Esto no es inmediatamente obvio en español, pero si leemos en Nuevo Testamento ensu versión original –en griego–, la palabra que encontramos en lugar de ‘espíritu’ es ‘pneuma’, que es el sustantivo verbal del verbo ‘pneō’, que quiere decir soplar. ‘Pneuma’ significa ‘soplo’, ‘aliento’, ‘viento’.

En Juan 3,8 leemos: “El viento sopla donde quiere”. En griego suena así: “to pneuma pnei hópou thélei”. “To pneuma pnei” –‘el soplo sopla’ o el ‘aliento alienta’ o el ‘viento ventea’– y continúa el evangelista “tú oyes su voz, pero no sabes de dónde viene ni a dónde va. Lo mismo sucede con todo el que ha nacido del pneuma.”

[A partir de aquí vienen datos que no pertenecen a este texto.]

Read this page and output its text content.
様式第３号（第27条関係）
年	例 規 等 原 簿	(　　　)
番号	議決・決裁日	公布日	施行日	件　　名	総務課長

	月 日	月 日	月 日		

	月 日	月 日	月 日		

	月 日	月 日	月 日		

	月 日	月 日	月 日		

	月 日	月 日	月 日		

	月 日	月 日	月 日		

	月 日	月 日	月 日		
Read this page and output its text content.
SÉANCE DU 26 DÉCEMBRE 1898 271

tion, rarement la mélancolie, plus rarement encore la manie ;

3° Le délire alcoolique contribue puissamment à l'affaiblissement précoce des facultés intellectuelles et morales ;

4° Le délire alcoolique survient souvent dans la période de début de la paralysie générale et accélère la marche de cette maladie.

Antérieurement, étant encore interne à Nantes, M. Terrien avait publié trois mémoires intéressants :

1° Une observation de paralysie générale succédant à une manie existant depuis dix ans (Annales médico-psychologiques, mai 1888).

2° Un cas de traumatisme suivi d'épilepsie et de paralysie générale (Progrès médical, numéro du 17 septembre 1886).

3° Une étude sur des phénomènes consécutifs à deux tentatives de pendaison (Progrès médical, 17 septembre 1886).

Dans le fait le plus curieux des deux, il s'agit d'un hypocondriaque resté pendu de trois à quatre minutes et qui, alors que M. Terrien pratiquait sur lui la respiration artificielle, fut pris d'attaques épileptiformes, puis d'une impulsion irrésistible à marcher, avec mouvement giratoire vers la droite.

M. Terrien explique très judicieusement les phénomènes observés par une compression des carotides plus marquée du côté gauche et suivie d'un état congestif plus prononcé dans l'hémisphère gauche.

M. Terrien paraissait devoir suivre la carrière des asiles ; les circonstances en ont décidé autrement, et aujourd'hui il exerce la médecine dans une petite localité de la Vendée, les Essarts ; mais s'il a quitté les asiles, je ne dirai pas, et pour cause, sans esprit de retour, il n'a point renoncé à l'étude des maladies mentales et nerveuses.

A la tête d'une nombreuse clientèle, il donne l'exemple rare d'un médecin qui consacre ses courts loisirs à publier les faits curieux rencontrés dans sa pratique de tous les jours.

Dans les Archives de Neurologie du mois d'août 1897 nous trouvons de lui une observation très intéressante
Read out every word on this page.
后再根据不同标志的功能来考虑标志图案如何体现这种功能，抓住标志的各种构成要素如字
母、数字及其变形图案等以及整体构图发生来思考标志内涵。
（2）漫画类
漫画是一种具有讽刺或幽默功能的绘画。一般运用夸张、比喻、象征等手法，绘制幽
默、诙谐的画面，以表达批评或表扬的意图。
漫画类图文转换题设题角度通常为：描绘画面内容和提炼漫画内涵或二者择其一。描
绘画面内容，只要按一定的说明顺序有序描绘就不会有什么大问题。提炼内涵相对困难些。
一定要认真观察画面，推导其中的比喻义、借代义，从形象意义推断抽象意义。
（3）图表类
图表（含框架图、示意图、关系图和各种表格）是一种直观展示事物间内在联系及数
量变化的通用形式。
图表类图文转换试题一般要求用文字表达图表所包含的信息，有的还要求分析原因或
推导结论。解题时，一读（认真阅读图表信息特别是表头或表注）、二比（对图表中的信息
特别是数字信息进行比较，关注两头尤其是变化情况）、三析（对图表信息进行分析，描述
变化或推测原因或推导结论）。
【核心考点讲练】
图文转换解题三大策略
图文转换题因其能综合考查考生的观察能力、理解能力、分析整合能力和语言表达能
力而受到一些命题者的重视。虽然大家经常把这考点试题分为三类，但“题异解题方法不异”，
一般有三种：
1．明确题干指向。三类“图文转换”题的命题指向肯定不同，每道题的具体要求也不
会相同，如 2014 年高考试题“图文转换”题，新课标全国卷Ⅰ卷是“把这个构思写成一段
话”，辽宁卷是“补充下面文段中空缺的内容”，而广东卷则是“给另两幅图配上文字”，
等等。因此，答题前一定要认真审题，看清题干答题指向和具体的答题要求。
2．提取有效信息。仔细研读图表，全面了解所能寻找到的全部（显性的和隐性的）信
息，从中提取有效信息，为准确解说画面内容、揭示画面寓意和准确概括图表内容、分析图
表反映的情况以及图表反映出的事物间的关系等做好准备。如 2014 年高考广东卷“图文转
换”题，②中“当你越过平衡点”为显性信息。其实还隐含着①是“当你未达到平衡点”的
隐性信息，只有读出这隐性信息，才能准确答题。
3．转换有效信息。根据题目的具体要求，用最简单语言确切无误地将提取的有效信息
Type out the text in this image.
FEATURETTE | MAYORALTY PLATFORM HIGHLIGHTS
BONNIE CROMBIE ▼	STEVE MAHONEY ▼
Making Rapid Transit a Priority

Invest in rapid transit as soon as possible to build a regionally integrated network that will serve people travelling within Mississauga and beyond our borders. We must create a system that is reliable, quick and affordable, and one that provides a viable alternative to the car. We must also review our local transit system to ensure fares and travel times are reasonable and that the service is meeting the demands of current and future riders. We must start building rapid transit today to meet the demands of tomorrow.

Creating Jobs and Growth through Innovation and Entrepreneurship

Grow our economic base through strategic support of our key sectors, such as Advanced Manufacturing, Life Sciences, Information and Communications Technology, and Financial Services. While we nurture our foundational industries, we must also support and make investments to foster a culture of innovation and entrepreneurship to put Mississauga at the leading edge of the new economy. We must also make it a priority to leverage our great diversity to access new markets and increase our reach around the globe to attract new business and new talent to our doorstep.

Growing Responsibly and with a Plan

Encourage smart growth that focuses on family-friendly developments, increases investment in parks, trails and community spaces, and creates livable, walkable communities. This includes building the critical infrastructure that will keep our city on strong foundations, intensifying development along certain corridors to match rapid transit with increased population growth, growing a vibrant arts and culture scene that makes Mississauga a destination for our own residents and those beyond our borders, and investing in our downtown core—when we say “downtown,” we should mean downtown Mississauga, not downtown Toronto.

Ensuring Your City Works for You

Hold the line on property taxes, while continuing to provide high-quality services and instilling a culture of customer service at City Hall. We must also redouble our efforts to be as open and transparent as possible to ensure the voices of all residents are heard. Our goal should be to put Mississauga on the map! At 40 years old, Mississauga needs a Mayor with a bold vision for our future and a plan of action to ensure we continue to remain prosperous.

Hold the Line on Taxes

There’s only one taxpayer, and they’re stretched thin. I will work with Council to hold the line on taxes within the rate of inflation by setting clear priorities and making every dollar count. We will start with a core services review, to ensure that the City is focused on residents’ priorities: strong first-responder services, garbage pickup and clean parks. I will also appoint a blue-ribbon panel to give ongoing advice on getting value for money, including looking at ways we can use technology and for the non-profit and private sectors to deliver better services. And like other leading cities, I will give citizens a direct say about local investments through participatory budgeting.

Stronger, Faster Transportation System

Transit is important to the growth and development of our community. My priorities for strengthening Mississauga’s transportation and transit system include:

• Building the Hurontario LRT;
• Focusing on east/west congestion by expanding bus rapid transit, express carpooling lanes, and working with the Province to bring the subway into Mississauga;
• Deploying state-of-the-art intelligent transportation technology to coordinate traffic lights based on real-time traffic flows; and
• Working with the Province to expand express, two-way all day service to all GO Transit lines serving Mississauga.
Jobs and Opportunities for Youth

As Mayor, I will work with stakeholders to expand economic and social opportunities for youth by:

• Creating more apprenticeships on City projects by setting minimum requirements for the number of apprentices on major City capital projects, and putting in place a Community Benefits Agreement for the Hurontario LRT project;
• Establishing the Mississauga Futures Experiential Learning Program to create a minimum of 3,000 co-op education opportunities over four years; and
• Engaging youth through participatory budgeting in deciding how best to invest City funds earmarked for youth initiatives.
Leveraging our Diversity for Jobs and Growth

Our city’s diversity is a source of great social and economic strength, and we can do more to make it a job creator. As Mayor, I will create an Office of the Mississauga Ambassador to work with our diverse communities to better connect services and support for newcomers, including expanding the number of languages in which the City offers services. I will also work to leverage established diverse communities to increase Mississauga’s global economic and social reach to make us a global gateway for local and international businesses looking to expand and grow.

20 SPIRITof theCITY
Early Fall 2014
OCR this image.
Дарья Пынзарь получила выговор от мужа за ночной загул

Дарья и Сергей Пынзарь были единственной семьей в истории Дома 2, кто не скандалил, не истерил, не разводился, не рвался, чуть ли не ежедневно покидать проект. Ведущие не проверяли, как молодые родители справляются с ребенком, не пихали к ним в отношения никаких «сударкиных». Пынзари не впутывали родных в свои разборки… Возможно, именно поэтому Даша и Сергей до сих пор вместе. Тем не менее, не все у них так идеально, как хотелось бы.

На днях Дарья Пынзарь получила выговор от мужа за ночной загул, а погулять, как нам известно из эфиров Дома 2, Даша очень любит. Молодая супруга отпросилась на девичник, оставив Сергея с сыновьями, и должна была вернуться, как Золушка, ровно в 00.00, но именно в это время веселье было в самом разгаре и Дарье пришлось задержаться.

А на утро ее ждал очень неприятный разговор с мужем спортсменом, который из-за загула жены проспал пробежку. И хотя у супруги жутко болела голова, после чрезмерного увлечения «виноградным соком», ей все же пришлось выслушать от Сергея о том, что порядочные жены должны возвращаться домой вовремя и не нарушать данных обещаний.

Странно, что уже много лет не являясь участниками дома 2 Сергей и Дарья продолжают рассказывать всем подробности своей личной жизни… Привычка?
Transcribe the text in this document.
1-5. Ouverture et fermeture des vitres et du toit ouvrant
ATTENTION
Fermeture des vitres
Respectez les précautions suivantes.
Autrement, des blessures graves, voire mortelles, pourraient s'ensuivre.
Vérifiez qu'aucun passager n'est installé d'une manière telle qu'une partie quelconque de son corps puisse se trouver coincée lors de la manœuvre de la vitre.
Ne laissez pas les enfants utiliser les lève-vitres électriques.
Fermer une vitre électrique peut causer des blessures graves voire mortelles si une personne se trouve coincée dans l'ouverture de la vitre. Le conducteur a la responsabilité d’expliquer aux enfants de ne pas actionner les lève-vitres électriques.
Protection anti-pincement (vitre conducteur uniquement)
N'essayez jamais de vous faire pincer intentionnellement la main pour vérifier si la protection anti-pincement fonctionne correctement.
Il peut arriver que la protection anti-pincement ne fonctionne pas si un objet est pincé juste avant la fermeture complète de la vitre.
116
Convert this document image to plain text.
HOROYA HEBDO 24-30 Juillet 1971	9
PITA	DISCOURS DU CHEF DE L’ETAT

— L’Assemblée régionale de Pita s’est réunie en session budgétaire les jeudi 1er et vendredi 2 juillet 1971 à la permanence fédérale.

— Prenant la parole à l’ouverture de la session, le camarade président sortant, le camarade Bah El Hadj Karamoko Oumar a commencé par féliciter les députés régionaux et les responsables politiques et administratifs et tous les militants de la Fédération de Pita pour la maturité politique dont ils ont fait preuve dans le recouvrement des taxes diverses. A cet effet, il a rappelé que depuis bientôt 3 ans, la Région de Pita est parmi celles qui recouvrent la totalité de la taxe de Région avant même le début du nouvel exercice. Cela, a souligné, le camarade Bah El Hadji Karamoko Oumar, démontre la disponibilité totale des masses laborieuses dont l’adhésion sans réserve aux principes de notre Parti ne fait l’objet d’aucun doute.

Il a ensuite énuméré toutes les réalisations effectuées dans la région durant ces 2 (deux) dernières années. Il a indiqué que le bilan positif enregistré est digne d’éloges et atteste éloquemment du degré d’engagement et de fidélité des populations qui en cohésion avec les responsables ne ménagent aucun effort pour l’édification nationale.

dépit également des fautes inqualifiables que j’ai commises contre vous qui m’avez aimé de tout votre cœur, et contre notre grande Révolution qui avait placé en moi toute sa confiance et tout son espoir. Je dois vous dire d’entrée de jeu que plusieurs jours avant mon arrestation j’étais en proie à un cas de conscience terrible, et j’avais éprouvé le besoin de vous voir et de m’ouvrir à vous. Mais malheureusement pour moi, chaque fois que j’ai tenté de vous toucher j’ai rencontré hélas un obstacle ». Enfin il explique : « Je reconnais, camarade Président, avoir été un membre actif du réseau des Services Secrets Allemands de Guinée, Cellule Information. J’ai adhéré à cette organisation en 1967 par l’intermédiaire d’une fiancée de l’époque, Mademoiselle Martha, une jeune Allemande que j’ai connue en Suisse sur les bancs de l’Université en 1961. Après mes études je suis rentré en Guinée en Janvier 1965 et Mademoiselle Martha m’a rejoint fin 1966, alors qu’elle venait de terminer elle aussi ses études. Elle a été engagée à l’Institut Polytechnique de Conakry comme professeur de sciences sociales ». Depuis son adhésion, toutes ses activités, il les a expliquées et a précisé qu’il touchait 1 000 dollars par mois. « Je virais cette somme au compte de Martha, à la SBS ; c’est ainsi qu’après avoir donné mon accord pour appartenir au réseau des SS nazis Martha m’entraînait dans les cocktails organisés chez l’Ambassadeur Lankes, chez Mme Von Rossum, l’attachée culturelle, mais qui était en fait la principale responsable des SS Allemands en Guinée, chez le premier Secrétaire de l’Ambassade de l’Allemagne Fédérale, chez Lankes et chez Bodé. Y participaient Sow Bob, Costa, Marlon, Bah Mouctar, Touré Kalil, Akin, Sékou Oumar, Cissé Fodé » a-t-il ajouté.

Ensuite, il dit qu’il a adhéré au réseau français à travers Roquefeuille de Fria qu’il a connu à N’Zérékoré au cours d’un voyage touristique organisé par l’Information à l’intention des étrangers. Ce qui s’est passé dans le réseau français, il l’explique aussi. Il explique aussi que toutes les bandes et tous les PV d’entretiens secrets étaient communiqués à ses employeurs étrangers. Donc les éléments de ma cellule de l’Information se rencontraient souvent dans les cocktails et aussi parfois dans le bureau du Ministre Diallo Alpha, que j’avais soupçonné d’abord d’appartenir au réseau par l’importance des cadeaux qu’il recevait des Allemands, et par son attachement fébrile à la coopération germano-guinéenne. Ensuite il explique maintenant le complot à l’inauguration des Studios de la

¿Por qué llamaron ‘viento’, ‘soplo’, ‘aliento’, ‘espíritu’ a esta presencia de Dios? En primer lugar es invisible. El viento no lo ves, pero que sea invisible no quiere decir que no sea real o que carezca de efectos. El viento puede derribar árboles cuando es un vendaval. E incluso cuando sus efectos no son tan espectaculares, sin el aire que entra en nuestros pulmones a cada respiración, estaríamos muertos en pocos minutos.

Los antiguos no pensaban como nosotros que el viento no era una masa de aire que pasivamente es movida por las diferencias de presión. Imaginaban que el viento era ‘automóvil’ que tenía un fuerza en sí que lo hacía moverse y mover las cosas. También lo creían dotado de una vitalidad que era capaz de sostener la vida de todos los seres que respiramos.

Pues bien, hay una fuerza de Dios –afirmaban estos primeros cristianos– invisible y sutil, pero sumamente poderosa, está actuando en nosotros. Haciendo posible que continuemos con la obra de Jesús. Y lo llamaron Espíritu Santo.